Compared with the prior art, the invention has the beneficial effects that:

the method for quantitatively evaluating the polyploid biological genome diploidy degree can quantitatively evaluate the polyploid genome diploidy degree by utilizing the whole genome re-sequencing data and provide basic parameter information for the research of polyploid genome evolution.

The method is the first method for carrying out diploid genome analysis on polyploid genome by using re-sequencing data, so that the method is low in cost and suitable for polyploid genome research of animals and plants.

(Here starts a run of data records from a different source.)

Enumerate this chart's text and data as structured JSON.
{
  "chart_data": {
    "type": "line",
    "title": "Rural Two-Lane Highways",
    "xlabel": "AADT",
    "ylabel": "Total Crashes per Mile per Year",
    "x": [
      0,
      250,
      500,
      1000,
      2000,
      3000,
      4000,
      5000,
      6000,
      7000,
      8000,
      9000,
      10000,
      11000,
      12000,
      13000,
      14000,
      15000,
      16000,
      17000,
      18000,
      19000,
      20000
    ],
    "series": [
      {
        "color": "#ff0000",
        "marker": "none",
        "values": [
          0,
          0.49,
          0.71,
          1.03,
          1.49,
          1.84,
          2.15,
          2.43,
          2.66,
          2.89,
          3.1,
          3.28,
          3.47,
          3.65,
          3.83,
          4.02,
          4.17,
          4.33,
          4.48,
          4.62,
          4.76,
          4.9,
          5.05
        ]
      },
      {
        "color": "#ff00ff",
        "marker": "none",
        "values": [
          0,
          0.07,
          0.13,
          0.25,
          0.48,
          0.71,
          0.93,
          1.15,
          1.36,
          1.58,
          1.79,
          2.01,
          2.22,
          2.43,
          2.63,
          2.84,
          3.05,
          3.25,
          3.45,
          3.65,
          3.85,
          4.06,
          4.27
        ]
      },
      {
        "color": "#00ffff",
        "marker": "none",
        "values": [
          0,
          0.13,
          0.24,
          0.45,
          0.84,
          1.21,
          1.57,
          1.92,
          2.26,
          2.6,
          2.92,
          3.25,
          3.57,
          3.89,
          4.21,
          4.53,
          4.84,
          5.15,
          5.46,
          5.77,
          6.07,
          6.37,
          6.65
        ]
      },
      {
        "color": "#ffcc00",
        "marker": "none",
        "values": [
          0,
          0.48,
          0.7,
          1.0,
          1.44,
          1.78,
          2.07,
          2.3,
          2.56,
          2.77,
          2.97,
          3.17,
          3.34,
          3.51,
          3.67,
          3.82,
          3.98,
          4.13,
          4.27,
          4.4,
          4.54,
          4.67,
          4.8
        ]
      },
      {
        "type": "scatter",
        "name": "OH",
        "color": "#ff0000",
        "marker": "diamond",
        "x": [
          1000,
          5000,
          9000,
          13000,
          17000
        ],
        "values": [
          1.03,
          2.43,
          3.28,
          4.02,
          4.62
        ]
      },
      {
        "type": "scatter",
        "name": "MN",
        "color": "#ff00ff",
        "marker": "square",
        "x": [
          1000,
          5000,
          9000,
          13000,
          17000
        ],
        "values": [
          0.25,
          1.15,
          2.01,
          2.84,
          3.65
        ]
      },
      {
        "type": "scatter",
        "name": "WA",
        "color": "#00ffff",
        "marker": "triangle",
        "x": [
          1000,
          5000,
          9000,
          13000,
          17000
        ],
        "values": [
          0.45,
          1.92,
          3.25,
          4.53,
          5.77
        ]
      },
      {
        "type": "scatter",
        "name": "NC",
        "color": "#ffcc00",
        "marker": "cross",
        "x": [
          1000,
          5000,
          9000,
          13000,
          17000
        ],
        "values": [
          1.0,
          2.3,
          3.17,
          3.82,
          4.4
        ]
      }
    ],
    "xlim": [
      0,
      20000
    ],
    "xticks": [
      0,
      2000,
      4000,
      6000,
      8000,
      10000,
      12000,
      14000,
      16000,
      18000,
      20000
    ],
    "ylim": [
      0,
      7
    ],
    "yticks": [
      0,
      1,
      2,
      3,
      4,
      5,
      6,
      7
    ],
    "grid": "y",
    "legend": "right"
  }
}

[ description of the drawings ]

In order to more clearly illustrate the technical solutions of the embodiments of the present invention, the drawings needed to be used in the embodiments will be briefly described below, it should be understood that the following drawings only illustrate some embodiments of the present invention and therefore should not be considered as limiting the scope, and for those skilled in the art, other related drawings can be obtained according to the drawings without inventive efforts.

FIG. 1 is a schematic diagram of the method for constructing a polyploid feature model.

FIG. 2 is a schematic diagram of a linear regression for verifying the accuracy of the double-fold estimation in example 6 of the present invention.

[ detailed description ] embodiments

The present invention will be further described with reference to the following examples, but the present invention is not limited to these examples. This example utilizes the method for quantitative evaluation of the degree of polyploid organism genome diploidy provided by the present invention.